Purpose: To determine the index of refraction of glass by means of refracted light rays.


The index of refraction of a substance is defined as the ratio of the speed of light in a vacuum to its speed in that substance. Since the speed of light in air is only slightly different from the speed in a vacuum, a negligible error is introduced when we measure the index of refraction by permitting light to travel from air into another medium. Snell provided a simple direct method of measuring the index of refraction by defining it in terms of functions of the angle of incidence and the angle of refraction. The mathematical relationship, known as Snell's law, is:

n1 (sin Θ1) = n2 (sin Θ2)

We will be using what we call the circle method to determine the index of refraction of the glass square and triangle. In the picture below, the sine of both angles would be the opposite side over the hypotenuse which are both the radius of the circle and are equal. Therefore the index of refraction of the glass can be calculated by dividing the green line in the air by the green line in the glass. Basically you always divide the biggest line by the smallest line because your index of refraction must always be greater than one.

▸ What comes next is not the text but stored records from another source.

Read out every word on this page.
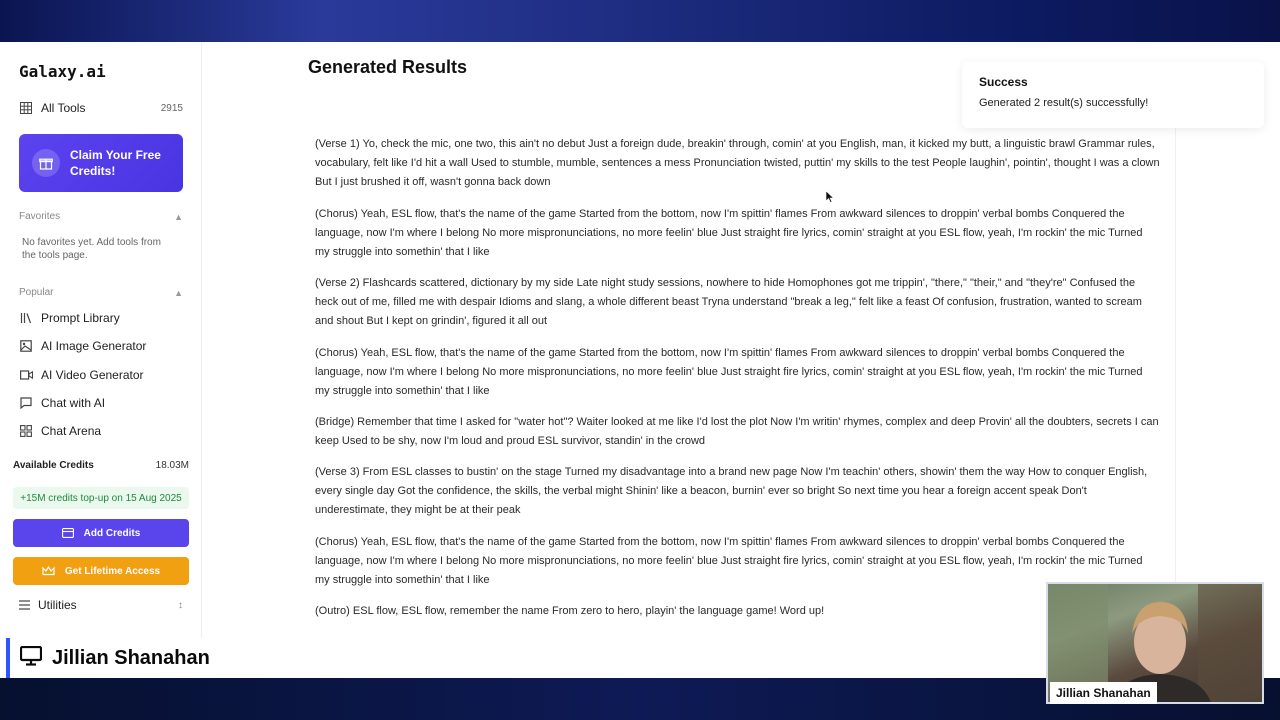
Galaxy.ai
All Tools	2915
Claim Your Free Credits!
Favorites	▲
No favorites yet. Add tools from the tools page.
Popular	▲
Prompt Library
AI Image Generator
AI Video Generator
Chat with AI
Chat Arena
Available Credits	18.03M
+15M credits top-up on 15 Aug 2025
Add Credits
Get Lifetime Access
Utilities	↕
Generated Results

(Verse 1) Yo, check the mic, one two, this ain't no debut Just a foreign dude, breakin' through, comin' at you English, man, it kicked my butt, a linguistic brawl Grammar rules, vocabulary, felt like I'd hit a wall Used to stumble, mumble, sentences a mess Pronunciation twisted, puttin' my skills to the test People laughin', pointin', thought I was a clown But I just brushed it off, wasn't gonna back down

(Chorus) Yeah, ESL flow, that's the name of the game Started from the bottom, now I'm spittin' flames From awkward silences to droppin' verbal bombs Conquered the language, now I'm where I belong No more mispronunciations, no more feelin' blue Just straight fire lyrics, comin' straight at you ESL flow, yeah, I'm rockin' the mic Turned my struggle into somethin' that I like

(Verse 2) Flashcards scattered, dictionary by my side Late night study sessions, nowhere to hide Homophones got me trippin', "there," "their," and "they're" Confused the heck out of me, filled me with despair Idioms and slang, a whole different beast Tryna understand "break a leg," felt like a feast Of confusion, frustration, wanted to scream and shout But I kept on grindin', figured it all out

(Chorus) Yeah, ESL flow, that's the name of the game Started from the bottom, now I'm spittin' flames From awkward silences to droppin' verbal bombs Conquered the language, now I'm where I belong No more mispronunciations, no more feelin' blue Just straight fire lyrics, comin' straight at you ESL flow, yeah, I'm rockin' the mic Turned my struggle into somethin' that I like

(Bridge) Remember that time I asked for "water hot"? Waiter looked at me like I'd lost the plot Now I'm writin' rhymes, complex and deep Provin' all the doubters, secrets I can keep Used to be shy, now I'm loud and proud ESL survivor, standin' in the crowd

(Verse 3) From ESL classes to bustin' on the stage Turned my disadvantage into a brand new page Now I'm teachin' others, showin' them the way How to conquer English, every single day Got the confidence, the skills, the verbal might Shinin' like a beacon, burnin' ever so bright So next time you hear a foreign accent speak Don't underestimate, they might be at their peak

(Chorus) Yeah, ESL flow, that's the name of the game Started from the bottom, now I'm spittin' flames From awkward silences to droppin' verbal bombs Conquered the language, now I'm where I belong No more mispronunciations, no more feelin' blue Just straight fire lyrics, comin' straight at you ESL flow, yeah, I'm rockin' the mic Turned my struggle into somethin' that I like

(Outro) ESL flow, ESL flow, remember the name From zero to hero, playin' the language game! Word up!

Success
Generated 2 result(s) successfully!
Jillian Shanahan
Jillian Shanahan
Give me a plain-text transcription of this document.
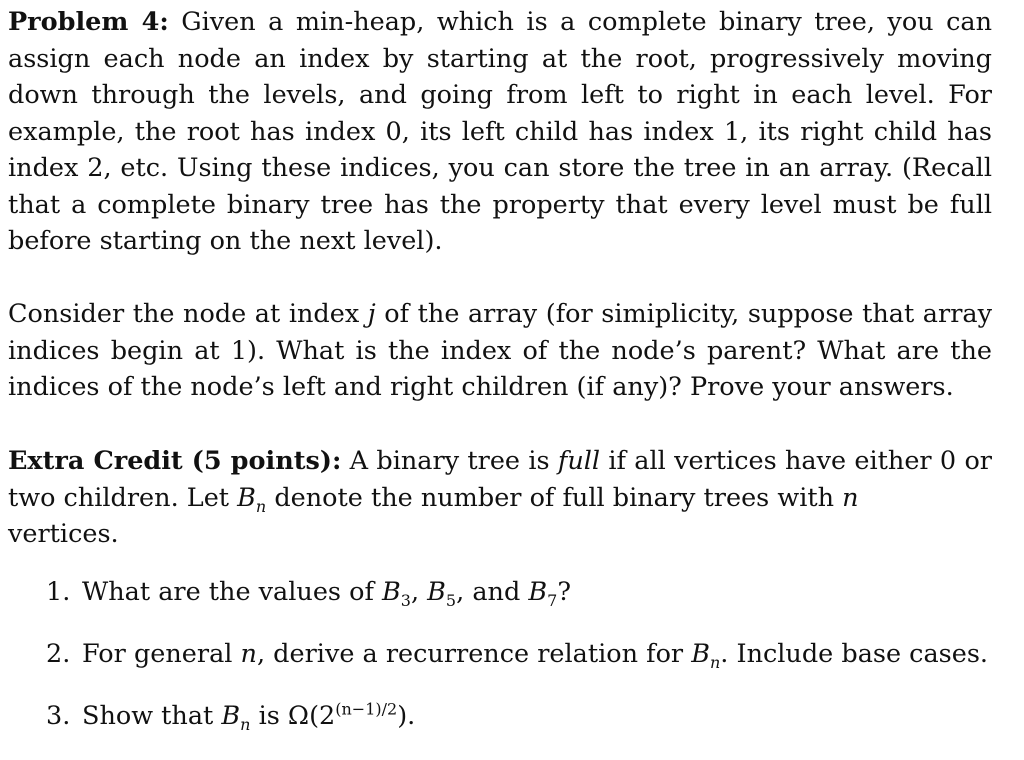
Problem 4: Given a min-heap, which is a complete binary tree, you can assign each node an index by starting at the root, progressively moving down through the levels, and going from left to right in each level. For example, the root has index 0, its left child has index 1, its right child has index 2, etc. Using these indices, you can store the tree in an array. (Recall that a complete binary tree has the property that every level must be full before starting on the next level).

Consider the node at index j of the array (for simiplicity, suppose that array indices begin at 1). What is the index of the node’s parent? What are the indices of the node’s left and right children (if any)? Prove your answers.

Extra Credit (5 points): A binary tree is full if all vertices have either 0 or two children. Let $B_n$ denote the number of full binary trees with n
vertices.

1. What are the values of $B_3$, $B_5$, and $B_7$?
2. For general n, derive a recurrence relation for $B_n$. Include base cases.
3. Show that $B_n$ is $\Omega(2^{(n-1)/2})$.
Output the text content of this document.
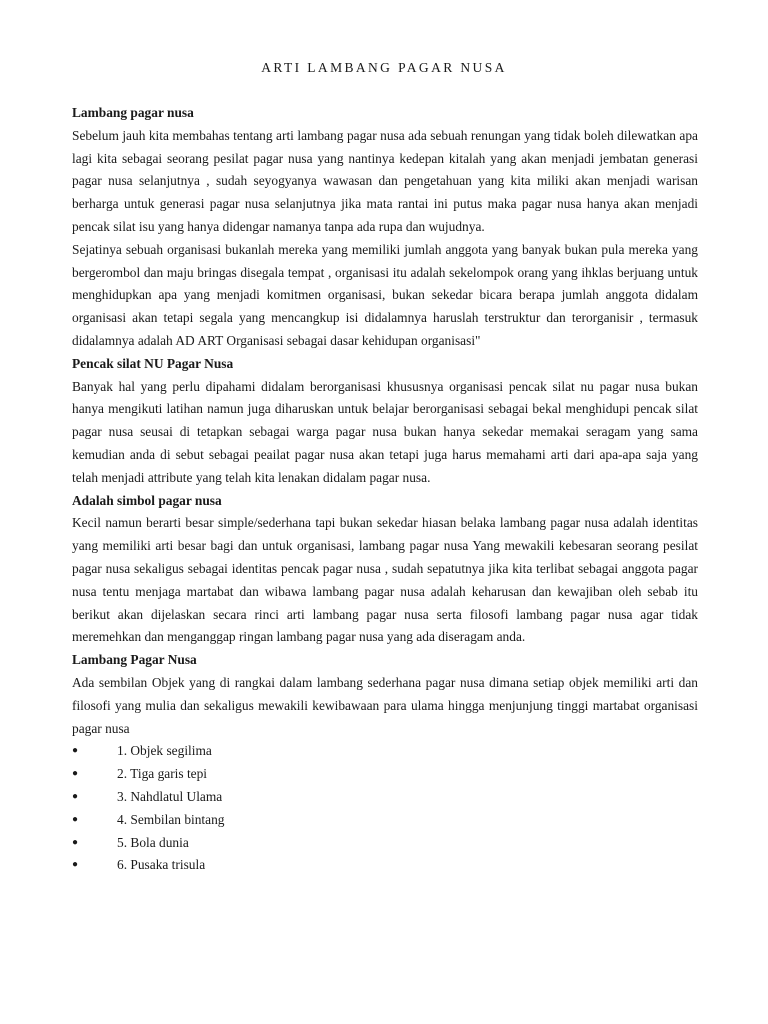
ARTI LAMBANG PAGAR NUSA

Lambang pagar nusa

Sebelum jauh kita membahas tentang arti lambang pagar nusa ada sebuah renungan yang tidak boleh dilewatkan apa lagi kita sebagai seorang pesilat pagar nusa yang nantinya kedepan kitalah yang akan menjadi jembatan generasi pagar nusa selanjutnya , sudah seyogyanya wawasan dan pengetahuan yang kita miliki akan menjadi warisan berharga untuk generasi pagar nusa selanjutnya jika mata rantai ini putus maka pagar nusa hanya akan menjadi pencak silat isu yang hanya didengar namanya tanpa ada rupa dan wujudnya.

Sejatinya sebuah organisasi bukanlah mereka yang memiliki jumlah anggota yang banyak bukan pula mereka yang bergerombol dan maju bringas disegala tempat , organisasi itu adalah sekelompok orang yang ihklas berjuang untuk menghidupkan apa yang menjadi komitmen organisasi, bukan sekedar bicara berapa jumlah anggota didalam organisasi akan tetapi segala yang mencangkup isi didalamnya haruslah terstruktur dan terorganisir , termasuk didalamnya adalah AD ART Organisasi sebagai dasar kehidupan organisasi"

Pencak silat NU Pagar Nusa

Banyak hal yang perlu dipahami didalam berorganisasi khususnya organisasi pencak silat nu pagar nusa bukan hanya mengikuti latihan namun juga diharuskan untuk belajar berorganisasi sebagai bekal menghidupi pencak silat pagar nusa seusai di tetapkan sebagai warga pagar nusa bukan hanya sekedar memakai seragam yang sama kemudian anda di sebut sebagai peailat pagar nusa akan tetapi juga harus memahami arti dari apa-apa saja yang telah menjadi attribute yang telah kita lenakan didalam pagar nusa.

Adalah simbol pagar nusa

Kecil namun berarti besar simple/sederhana tapi bukan sekedar hiasan belaka lambang pagar nusa adalah identitas yang memiliki arti besar bagi dan untuk organisasi, lambang pagar nusa Yang mewakili kebesaran seorang pesilat pagar nusa sekaligus sebagai identitas pencak pagar nusa , sudah sepatutnya jika kita terlibat sebagai anggota pagar nusa tentu menjaga martabat dan wibawa lambang pagar nusa adalah keharusan dan kewajiban oleh sebab itu berikut akan dijelaskan secara rinci arti lambang pagar nusa serta filosofi lambang pagar nusa agar tidak meremehkan dan menganggap ringan lambang pagar nusa yang ada diseragam anda.

Lambang Pagar Nusa

Ada sembilan Objek yang di rangkai dalam lambang sederhana pagar nusa dimana setiap objek memiliki arti dan filosofi yang mulia dan sekaligus mewakili kewibawaan para ulama hingga menjunjung tinggi martabat organisasi pagar nusa

●	1. Objek segilima
●	2. Tiga garis tepi
●	3. Nahdlatul Ulama
●	4. Sembilan bintang
●	5. Bola dunia
●	6. Pusaka trisula
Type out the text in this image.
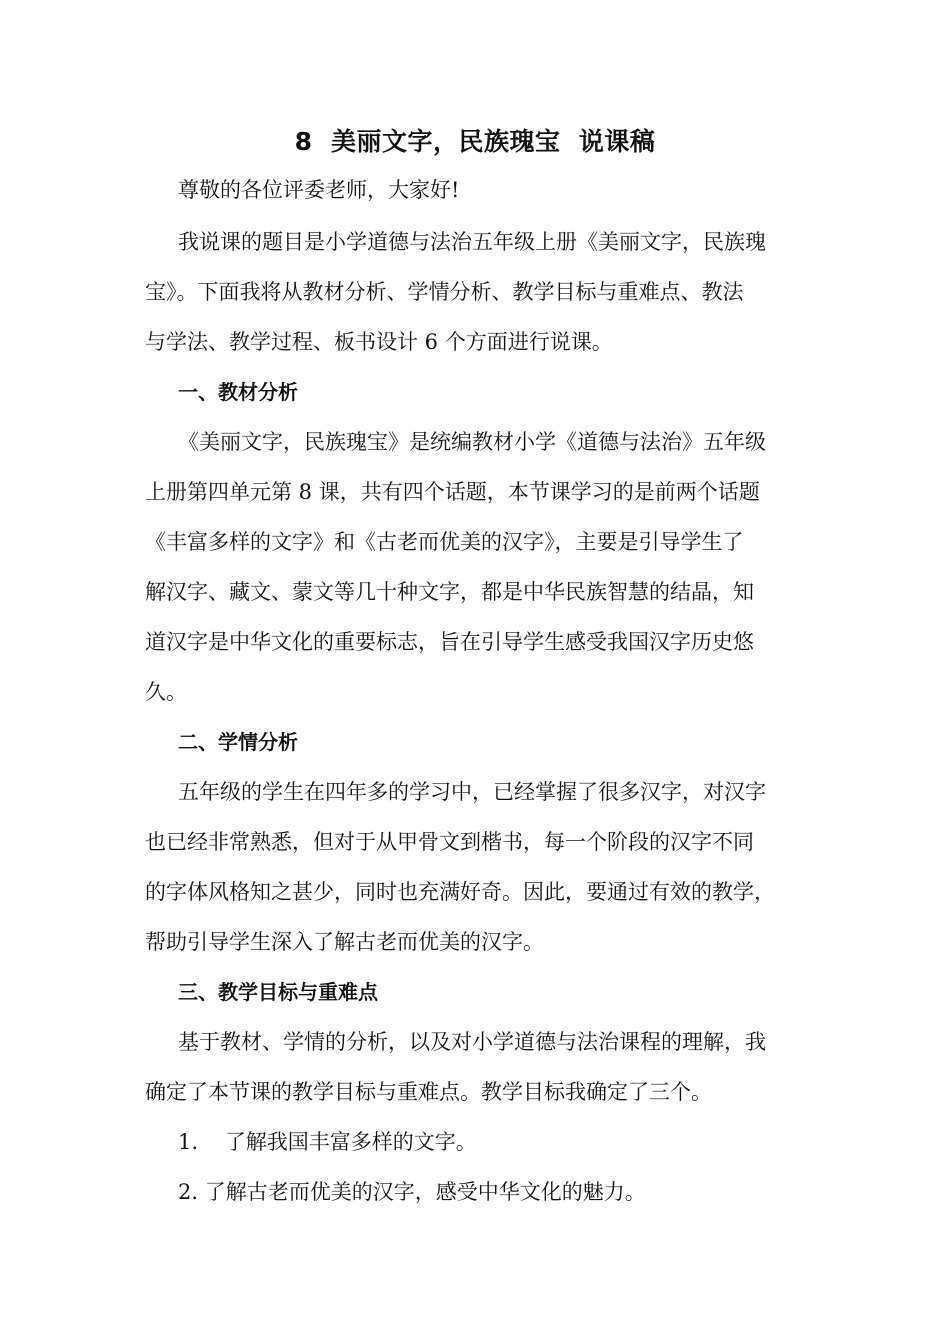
8  美丽文字，民族瑰宝  说课稿
尊敬的各位评委老师，大家好!
我说课的题目是小学道德与法治五年级上册《美丽文字，民族瑰
宝》。下面我将从教材分析、学情分析、教学目标与重难点、教法
与学法、教学过程、板书设计 6 个方面进行说课。
一、教材分析
《美丽文字，民族瑰宝》是统编教材小学《道德与法治》五年级
上册第四单元第 8 课，共有四个话题，本节课学习的是前两个话题
《丰富多样的文字》和《古老而优美的汉字》，主要是引导学生了
解汉字、藏文、蒙文等几十种文字，都是中华民族智慧的结晶，知
道汉字是中华文化的重要标志，旨在引导学生感受我国汉字历史悠
久。
二、学情分析
五年级的学生在四年多的学习中，已经掌握了很多汉字，对汉字
也已经非常熟悉，但对于从甲骨文到楷书，每一个阶段的汉字不同
的字体风格知之甚少，同时也充满好奇。因此，要通过有效的教学，
帮助引导学生深入了解古老而优美的汉字。
三、教学目标与重难点
基于教材、学情的分析，以及对小学道德与法治课程的理解，我
确定了本节课的教学目标与重难点。教学目标我确定了三个。
1.    了解我国丰富多样的文字。
2. 了解古老而优美的汉字，感受中华文化的魅力。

The index of refraction of glass varies with its composition and with the wavelength of the light incident on the glass. Your experimental results should be precise enough to enable you to identify the kind of glass used in this experiment.

Crown glass: n = 1.52

Flint glass: n = 1.63.

Inquiry Questions: Part 1

Place the glass square on the center of a sheet of paper and outline it with a pencil. Place pin B next to the glass app. 1 cm in from the lower left hand corner. Place pin A next to the glass app 1 cm in from the upper right hand corner. Now kneeling down to look through the edge of the glass, place a pin C not less than 7 cm from B so that A is in line with B and C as seen through the glass square. Keep the eye you sight with near the level of the tabletop. Remove the glass plate, and join the points A, B and C to represent the path of the light traveling from the pin C through the air to pin B and through the glass to pin A. Identify the incident ray and the refracted ray. From B construct a normal line to the plate of glass. Using as large a radius as possible, draw a circle with point B as the center, which intersects the normal and the rays of light. Construct perpendicular lines from the normal lines to the points of intersection of the circle with the rays of light. These are the lines opposite the angles in the diagram. Measure the length of these lines to the nearest millimeter and compute the index of refraction by dividing the longest line by the shortest line and record in the data table as index1. By means of a protractor, measure the angles from this data and find the index of refraction of the glass square again by dividing sin Θ1/ sin Θ2 and record in the table as index2.

Inquiry Questions: Part 2

Arrange the glass triangle on another piece of paper and proceed to determine the index of refraction using the same method. Depending on the angle that you look through the triangle you will see two pins. Locate both of these images. Decide which is the correct image to determine the index of refraction . From this index of refraction determine the critical angle. Using this critical angle and the drawing of your other image, explain why you get two images.

Inquiry Questions: Part 3

Draw a tiny x on a sheet of paper and stand the glass plate up on edge over the x. Now, looking down through the glass plate you will notice that the x seems like it is hovering on a strip of paper closer to you. As best you can by holding your pencil at the side of the glass try to find the distance from the top of the glass down to the image of the x. This is d. The actual height of the glass is given by D. A simple relationship is given below to determine the index of refraction. Compare it to what you got in PART 1.

n = D/d